Boosting is a sequential technique which works on the principle of ensemble. It combines a set of weak learners and delivers improved prediction accuracy. At any instant t, the model outcomes are weighed based on the outcomes of previous instant t-1. The outcomes predicted correctly are given a lower weight and the ones miss-classified are weighted higher. This technique is followed for a classification problem while a similar technique is used for regression. XGBoost(eXtreme Gradient Boosting) is an advanced implementation of gradient boosting algorithm. XGBoost is well known because of the in-built cross-validation and regularization feature that helps reduce overfitting. It also deals with missing values in a very effective way.

Below snippet was used to run XGBoost with the parameters that were defined by us:

model_xgb = XGBClassifier(max_depth= 3)
model_xgb.fit(X2, Y)
y_pred_XGB = model_xgb.predict(Xtest2)

Results

We ran our three machine learning algorithms with dataset with and without the feature extracted from twitter sentiments.
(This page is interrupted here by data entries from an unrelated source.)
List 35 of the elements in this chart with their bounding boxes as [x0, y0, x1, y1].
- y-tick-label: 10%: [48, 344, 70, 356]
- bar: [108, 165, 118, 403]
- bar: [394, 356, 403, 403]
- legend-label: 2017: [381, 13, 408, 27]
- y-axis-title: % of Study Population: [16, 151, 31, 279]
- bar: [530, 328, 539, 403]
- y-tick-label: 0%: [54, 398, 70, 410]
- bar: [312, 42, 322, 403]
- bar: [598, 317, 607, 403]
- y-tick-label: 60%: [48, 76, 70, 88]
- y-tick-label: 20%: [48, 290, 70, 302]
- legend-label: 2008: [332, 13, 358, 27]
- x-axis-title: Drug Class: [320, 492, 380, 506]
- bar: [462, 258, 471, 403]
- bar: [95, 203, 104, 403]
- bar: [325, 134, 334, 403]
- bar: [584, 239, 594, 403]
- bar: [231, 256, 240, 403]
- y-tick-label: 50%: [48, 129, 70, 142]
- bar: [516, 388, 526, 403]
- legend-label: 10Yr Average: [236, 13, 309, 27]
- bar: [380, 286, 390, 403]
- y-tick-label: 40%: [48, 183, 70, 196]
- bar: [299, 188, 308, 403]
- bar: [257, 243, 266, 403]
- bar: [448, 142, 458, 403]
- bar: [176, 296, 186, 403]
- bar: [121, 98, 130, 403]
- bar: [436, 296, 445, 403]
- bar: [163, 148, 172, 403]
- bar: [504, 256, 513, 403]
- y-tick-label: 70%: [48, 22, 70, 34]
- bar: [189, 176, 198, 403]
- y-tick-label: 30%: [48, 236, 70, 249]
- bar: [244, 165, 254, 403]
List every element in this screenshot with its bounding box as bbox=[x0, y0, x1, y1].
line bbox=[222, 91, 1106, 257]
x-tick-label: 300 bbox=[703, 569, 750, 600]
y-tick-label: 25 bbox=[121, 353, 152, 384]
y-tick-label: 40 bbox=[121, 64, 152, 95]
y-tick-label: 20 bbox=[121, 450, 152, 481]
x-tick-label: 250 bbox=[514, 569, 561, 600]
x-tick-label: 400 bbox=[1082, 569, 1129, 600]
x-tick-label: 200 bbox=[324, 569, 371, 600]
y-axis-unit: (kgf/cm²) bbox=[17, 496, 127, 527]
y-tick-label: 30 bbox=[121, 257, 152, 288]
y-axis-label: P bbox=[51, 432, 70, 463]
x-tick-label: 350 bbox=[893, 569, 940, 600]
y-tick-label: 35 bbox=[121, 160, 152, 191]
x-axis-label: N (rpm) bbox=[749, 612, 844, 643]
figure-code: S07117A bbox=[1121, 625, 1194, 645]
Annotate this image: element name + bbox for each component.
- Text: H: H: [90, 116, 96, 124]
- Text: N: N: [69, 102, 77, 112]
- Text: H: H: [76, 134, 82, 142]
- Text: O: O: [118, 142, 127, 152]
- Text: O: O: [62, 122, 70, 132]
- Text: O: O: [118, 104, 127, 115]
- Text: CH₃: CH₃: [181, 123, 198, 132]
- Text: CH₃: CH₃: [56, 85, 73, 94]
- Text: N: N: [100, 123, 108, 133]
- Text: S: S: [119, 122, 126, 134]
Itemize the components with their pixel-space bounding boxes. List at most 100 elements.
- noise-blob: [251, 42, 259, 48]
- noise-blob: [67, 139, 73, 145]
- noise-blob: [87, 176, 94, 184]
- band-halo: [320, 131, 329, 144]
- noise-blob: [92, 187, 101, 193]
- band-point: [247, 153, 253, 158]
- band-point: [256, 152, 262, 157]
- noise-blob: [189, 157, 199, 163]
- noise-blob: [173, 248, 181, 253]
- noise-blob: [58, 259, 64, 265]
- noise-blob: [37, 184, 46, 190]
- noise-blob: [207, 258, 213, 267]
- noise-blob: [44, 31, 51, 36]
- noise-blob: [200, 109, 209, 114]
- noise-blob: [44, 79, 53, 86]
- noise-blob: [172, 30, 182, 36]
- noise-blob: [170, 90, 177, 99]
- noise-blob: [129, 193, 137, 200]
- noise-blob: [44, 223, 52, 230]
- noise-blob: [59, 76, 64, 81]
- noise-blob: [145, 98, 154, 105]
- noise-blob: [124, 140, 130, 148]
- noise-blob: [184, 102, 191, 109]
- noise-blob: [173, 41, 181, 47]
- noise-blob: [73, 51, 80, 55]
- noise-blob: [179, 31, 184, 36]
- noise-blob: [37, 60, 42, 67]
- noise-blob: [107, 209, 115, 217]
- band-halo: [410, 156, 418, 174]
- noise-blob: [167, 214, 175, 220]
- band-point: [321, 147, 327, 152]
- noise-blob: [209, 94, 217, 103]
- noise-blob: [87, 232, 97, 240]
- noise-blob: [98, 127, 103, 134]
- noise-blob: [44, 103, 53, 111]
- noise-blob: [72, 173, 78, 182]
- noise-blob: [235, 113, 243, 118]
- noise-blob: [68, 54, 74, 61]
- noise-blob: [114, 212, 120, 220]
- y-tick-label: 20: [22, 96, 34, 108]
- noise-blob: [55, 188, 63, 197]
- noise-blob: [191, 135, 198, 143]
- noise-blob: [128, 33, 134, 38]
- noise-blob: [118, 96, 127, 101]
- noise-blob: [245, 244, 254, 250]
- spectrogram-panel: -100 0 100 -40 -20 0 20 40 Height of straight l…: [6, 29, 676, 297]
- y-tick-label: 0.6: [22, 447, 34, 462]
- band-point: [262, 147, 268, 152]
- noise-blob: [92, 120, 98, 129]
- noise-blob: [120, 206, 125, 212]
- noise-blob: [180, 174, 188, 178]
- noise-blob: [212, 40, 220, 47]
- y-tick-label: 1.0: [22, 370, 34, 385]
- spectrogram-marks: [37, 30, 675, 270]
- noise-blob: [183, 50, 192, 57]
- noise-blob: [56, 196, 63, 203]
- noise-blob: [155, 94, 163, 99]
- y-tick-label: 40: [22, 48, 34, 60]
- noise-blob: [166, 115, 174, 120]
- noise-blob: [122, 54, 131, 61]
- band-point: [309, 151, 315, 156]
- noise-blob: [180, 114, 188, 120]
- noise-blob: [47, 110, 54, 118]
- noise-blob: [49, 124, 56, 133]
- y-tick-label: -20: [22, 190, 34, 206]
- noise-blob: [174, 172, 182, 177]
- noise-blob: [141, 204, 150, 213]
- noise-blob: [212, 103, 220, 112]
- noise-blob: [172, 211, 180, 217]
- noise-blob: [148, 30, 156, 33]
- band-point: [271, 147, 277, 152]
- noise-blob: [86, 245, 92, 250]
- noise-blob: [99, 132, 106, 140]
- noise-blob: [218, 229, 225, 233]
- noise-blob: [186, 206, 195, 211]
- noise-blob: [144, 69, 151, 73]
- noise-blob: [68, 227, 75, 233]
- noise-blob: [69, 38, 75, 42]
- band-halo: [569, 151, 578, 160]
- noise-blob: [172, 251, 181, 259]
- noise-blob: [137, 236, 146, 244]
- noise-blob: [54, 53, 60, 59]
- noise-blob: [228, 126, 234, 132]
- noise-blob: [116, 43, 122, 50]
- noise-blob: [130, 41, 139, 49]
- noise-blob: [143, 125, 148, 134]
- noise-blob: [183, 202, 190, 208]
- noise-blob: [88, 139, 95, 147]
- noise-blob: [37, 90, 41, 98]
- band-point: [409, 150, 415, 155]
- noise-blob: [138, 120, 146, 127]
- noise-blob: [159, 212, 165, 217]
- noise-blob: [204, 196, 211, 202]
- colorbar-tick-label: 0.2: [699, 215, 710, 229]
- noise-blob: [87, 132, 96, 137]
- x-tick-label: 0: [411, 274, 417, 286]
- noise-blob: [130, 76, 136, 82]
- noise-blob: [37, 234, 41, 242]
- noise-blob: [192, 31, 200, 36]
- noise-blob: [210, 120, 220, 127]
We can see the accuracy of each of the algorithms in the table below.

With Tweets Without Tweets
Random Forest 60% 50%
XGboost 40% 40%
Logistic Regression 50% 50%

We can see that there is no definite impact created by adding the feature containing the tweet sentiments. In some of the cases it it improves the prediction accuracy but in other cases it doesn't. However, considering all factors Random Forest gives us the best prediction accuracy of 60% with tweets.

Conclusion and future work

Based on the above results, there is no evident increase in the accuracy by adding the tweet sentiments. This might have been due to the quality of tweets that were extracted. So as part of future work we need to plan to somehow be able to remove unwanted tweets and keep only meaningful ones.

Acknowledgement

We would like to thank Professor Gregor von Laszweski for all his support in this project and his material which helped us install MongoDB. We would also like to acknowledge the TAs for their extended support and guidance thoughout.

Work Breakdown

Sohan and Manek worked on this report equally on this report. The tweet extraction part was divided equally between the two of us on our respective MongoDB localhost. The responsibility of data manipulation and the NLP was handled by Sohan and Manek completed the machine learning part of the project.